Damit es allen gut geht

 Anlässlich des Janusz Korczak-Symposiums in Wien wies Prof. Dr. Michael Kirchner von der Universität Bielefeld darauf hin, dass ein harmonisches Zusammenleben mit Kindern nach Janusz Korczak auf vier Voraussetzungen bzw. Handlungsweisen basiere:         Kommunikation - Partizipation - Kooperation -  Solidarität

Eine gute Kommunikation muss sowohl vom Erwachsenen zum Kind als auch vom Kind zum Kind stattfinden. Die Kommunikation beginne, laut Kirchner, mit dem Zuhören, dem Anhören des Kindes. Scheinbar würden Worte nicht sofort etwas bewirken, aber langsam entstehe ein kollektives Gewissen, eine kollektive Seele in einer Gemeinschaft. „Neben der Intelligenz des Gehirns gibt es auch die Intelligenz des Herzens und des Charakters“, so der Mediziner Kirchner. 

Zweiter Punkt für ein harmonisches Miteinander ist die Partizipation, die Teilhabe, Partnerschaft an einem gemeinsamen Projekt. Dies wurde in den beiden Waisenhäusern, die Korczak leitete, intensiv gelebt. Korczak sagte beispielsweise: „Eine Wirtschafterin, eine Erzieherin, ein Hausmeister und eine Köchin – für hundert Kinder. Wir hatten uns unabhängig von irgendeinem x-beliebigen Personal gemacht. Hausherr, Mitarbeiter und Leiter des Hauses wurde – das Kind.

 Kooperation ist die Integration von Verschiedenheit, jeder trägt nach seinen Kräften bei. Kooperation bedeutet aber auch Hilfe für und Unterstützung von Schwächeren. Auf diesem Grundprinzip bauen auch Genossenschaften auf, deren Motto „Hilfe zur Selbsthilfe“ lautet.

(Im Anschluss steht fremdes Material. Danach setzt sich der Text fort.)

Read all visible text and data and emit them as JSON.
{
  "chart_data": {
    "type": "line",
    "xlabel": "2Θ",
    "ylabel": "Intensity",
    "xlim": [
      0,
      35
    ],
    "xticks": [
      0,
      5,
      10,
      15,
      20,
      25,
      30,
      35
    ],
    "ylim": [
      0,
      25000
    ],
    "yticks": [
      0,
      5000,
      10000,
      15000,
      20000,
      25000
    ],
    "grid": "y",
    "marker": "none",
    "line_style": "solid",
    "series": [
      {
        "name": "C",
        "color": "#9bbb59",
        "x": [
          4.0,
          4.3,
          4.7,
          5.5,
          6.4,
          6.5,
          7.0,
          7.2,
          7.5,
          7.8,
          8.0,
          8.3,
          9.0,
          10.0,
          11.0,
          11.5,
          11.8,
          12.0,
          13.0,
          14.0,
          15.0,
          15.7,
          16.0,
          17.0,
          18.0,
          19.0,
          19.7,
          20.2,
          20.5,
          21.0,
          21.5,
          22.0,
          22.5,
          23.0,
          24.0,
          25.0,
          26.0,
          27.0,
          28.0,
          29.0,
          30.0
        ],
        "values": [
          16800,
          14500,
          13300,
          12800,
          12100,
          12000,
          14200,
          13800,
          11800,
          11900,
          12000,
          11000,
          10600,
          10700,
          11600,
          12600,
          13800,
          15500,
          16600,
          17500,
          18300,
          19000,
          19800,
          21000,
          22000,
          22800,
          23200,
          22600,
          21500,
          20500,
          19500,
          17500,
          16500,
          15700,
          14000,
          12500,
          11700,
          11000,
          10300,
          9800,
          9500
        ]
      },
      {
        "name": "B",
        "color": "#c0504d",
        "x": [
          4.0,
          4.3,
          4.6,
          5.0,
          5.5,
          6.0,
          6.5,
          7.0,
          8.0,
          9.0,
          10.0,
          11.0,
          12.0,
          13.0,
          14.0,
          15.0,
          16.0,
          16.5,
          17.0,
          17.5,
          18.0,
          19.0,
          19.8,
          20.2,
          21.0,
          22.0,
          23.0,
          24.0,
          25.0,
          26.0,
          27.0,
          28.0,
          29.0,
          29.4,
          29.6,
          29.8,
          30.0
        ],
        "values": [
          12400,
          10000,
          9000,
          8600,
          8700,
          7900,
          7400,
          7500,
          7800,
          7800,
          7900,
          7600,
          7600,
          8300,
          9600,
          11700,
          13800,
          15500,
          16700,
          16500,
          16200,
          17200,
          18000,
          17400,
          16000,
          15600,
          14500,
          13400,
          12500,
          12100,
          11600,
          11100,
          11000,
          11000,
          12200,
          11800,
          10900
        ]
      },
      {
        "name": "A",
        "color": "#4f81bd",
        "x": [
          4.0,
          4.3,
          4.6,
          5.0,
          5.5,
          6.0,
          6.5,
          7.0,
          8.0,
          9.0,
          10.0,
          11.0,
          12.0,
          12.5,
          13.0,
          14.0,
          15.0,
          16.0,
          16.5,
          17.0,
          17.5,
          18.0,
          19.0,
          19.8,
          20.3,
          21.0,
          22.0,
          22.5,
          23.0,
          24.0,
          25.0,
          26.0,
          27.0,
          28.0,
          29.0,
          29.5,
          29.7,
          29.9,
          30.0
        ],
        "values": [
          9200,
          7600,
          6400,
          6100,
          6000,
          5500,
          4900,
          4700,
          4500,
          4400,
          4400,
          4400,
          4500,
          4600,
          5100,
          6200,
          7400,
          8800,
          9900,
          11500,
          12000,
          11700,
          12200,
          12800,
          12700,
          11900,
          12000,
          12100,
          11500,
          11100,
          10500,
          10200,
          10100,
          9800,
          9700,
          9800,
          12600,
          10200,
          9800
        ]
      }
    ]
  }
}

 Solidarität bedeutet Teamwork, das Respektieren von Regeln und von Autonomie. Solidarität soll den Status des anderen fördern, gemeinsames Handeln ermöglichen und moralische Unterstützung geben. Kirchner betonte, dass es in Korczak`s Waisenhaus Pflichtdienste gab, die jeder übernehmen musste. Parallel dazu gab es aber auch freiwillige Dienste, die einen höheren Stellenwert hatten. Kirchner:  „Voraussetzung für Solidarität ist, dass die Mitglieder einer Gruppe Nähe zulassen und Verbundenheit spüren, aber auch Freigabe und Distanz erlauben.“ Er wies in seinem Referat darauf hin, dass Janusz Korczak schon früh die Bedeutung von Peergroups erkannt habe, in denen der einzelne Jugendliche eine soziale Orientierung suche und die ihm als Bezugsgröße diene.

 

Kinder in der Kita

 

Forschungsprojekt: Kinder filmen ihren Kindergarten

 Janusz Korczak, dessen Ideen bahnbrechend in der Pädagogik des 20. Jahrhunderts waren, bestand in den von ihm geleiteten Waisenhäusern auf einer exakten Beobachtung der Kinder, um so mehr über das Kind zu lernen. Auch die Räumlichkeiten von Institutionen, in denen sich Kinder aufhielten, sollten den Bedürfnissen dieser Zielgruppe angepasst sein, forderte er bereits vor einhundert Jahren.

 

Kinder als Stakeholder

 Dieser Ansatz Korczak`s war Agata Skalska M.A., Kindheitspädagogin an der Hochschule Düsseldorf, Inspiration, um die Qualität von Kindergärten (KITA) zu analysieren. Gemäß dem Motto: „Der Wurm muss dem Fisch schmecken und nicht dem Angler“ sollten die Sichtweisen der Kinder in den Mittelpunkt rücken, da sie einerseits die Experten für ihren Kindergarten sind, andererseits auch Anspruch auf die Qualitätsentwicklung in dieser Einrichtung haben. Skalska und ihr Team wählten dafür einen völlig neuen Zugang: Sie statteten Kinder mit Videokameras aus und ließen sie filmen, was ihnen an der Einrichtung wichtig ist. Ergänzend dazu baten sie die Kinder, den Film mit einem Kommentar zu versehen. Das Projekt umfasste 14 Kindertageseinrichtungen für 4- bis 7-Jährige in mehreren Städten. Agata Skalska: „Wir wollten so fundiertes Wissen unmittelbar aus der Perspektive der Betroffenen generieren. Die Kinder wurden als Stakeholder, also als Interessensgruppe, direkt in den Forschungsprozess eingebunden, Forschung mit dem Kind, nicht über das Kind“.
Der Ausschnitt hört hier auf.